Romeo Crennel made a valorous call that might have costed the Houston Texans from winning their second consecutive game on Sunday. Up by seven with 1:50 left in the fourth quarter, Crennel decided to call a two-point conversion following Deshaun Watson's one-yard touchdown pass to Brandin Cooks.

During the two-point conversion, Watson had a look at an open Randall Cobb, but Titans' defensive tackle Jeffery Simmons got a hand on the ball to deflect the pass. The failed conversion allowed the Titans to take a 42-36 victory over the Texans inside Nissan Stadium. Tennessee scored 13 unanswered points, which included a seven-yard touchdown pass from Ryan Tannehill to A.J. Brown to send the game into overtime.

"I think I would do it again," Crennel said during his media availability on Monday. "You are on the road against a divisional opponent who is undefeated, and if you could get that two-point conversion — you shut the door on them. We had a guy open, but unfortunately, the ball got tipped and we did not make it. I would do it again because it was a good choice."

The decision to not kick the field goal caused somewhat of an uproar, but it is understandable why Crennel made the call.
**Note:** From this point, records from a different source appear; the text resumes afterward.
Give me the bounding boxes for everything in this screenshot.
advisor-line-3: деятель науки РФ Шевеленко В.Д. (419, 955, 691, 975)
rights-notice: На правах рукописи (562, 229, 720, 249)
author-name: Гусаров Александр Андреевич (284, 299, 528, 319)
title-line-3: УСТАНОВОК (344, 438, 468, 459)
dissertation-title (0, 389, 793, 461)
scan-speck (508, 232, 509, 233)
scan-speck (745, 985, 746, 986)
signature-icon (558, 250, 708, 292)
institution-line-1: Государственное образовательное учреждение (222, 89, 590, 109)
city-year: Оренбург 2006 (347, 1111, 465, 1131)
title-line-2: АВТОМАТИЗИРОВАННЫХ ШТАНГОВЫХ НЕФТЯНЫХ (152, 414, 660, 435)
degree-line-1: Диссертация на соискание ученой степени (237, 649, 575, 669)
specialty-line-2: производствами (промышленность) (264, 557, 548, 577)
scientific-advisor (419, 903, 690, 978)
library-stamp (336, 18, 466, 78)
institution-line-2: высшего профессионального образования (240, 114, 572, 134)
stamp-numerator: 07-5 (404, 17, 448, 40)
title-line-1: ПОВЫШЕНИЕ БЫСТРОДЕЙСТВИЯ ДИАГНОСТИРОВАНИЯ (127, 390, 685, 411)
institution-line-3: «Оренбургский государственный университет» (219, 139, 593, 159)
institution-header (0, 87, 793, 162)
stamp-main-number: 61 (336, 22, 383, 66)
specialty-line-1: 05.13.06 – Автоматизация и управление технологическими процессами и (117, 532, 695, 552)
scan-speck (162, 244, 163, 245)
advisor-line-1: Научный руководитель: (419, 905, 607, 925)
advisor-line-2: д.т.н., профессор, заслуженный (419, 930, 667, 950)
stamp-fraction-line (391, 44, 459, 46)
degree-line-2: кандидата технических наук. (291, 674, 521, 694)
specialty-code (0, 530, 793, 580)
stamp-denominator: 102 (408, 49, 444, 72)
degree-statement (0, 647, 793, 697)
Crennel had faith in Watson to put the Texans in a position to close the game, similar to his 4th-and-4 call during last week's victory over the Jacksonville Jaguars.

In the end, Crennel's risky decisions could stem from the lack of faith he has in the Texans' depleted defense.

Houston's defense hit an all-time low against the Titans. They gave up a franchise-worst 601 total yards — with Derrick Henry accounting for 212 yards on 22 carries. But despite their struggles against the run, the Texans' secondary were just as faulty. They gave up a total of 338 yards through the air and allowed Tannehill to go 8-for-9 down the field during the Titans' final drive of regulation.

Had Houston's defense made a stop during the closing seconds of the fourth quarter, the Texans could have ended the game 2-0 under their interim head coach.

"I wanted to go ahead and get the two points — I felt like that would have put the game out of reach for them," Crennel said. "If we had gotten it, we would have been in much better shape. But we did not get it. We did not perform well in overtime, and they [Titans] won the game."

Following Sunday's heartbreaking loss, Texans safety Justin Reid said it best, "Had we converted on the two-point conversion, this would be a totally different conversation. So it is what it is."

Up next, the 1-5 Texans will look to bounce back from defeat against the 4-1 Green Bay Packers, inside NRG Stadium on Sunday. Kick-off is at 12:00 PM CT.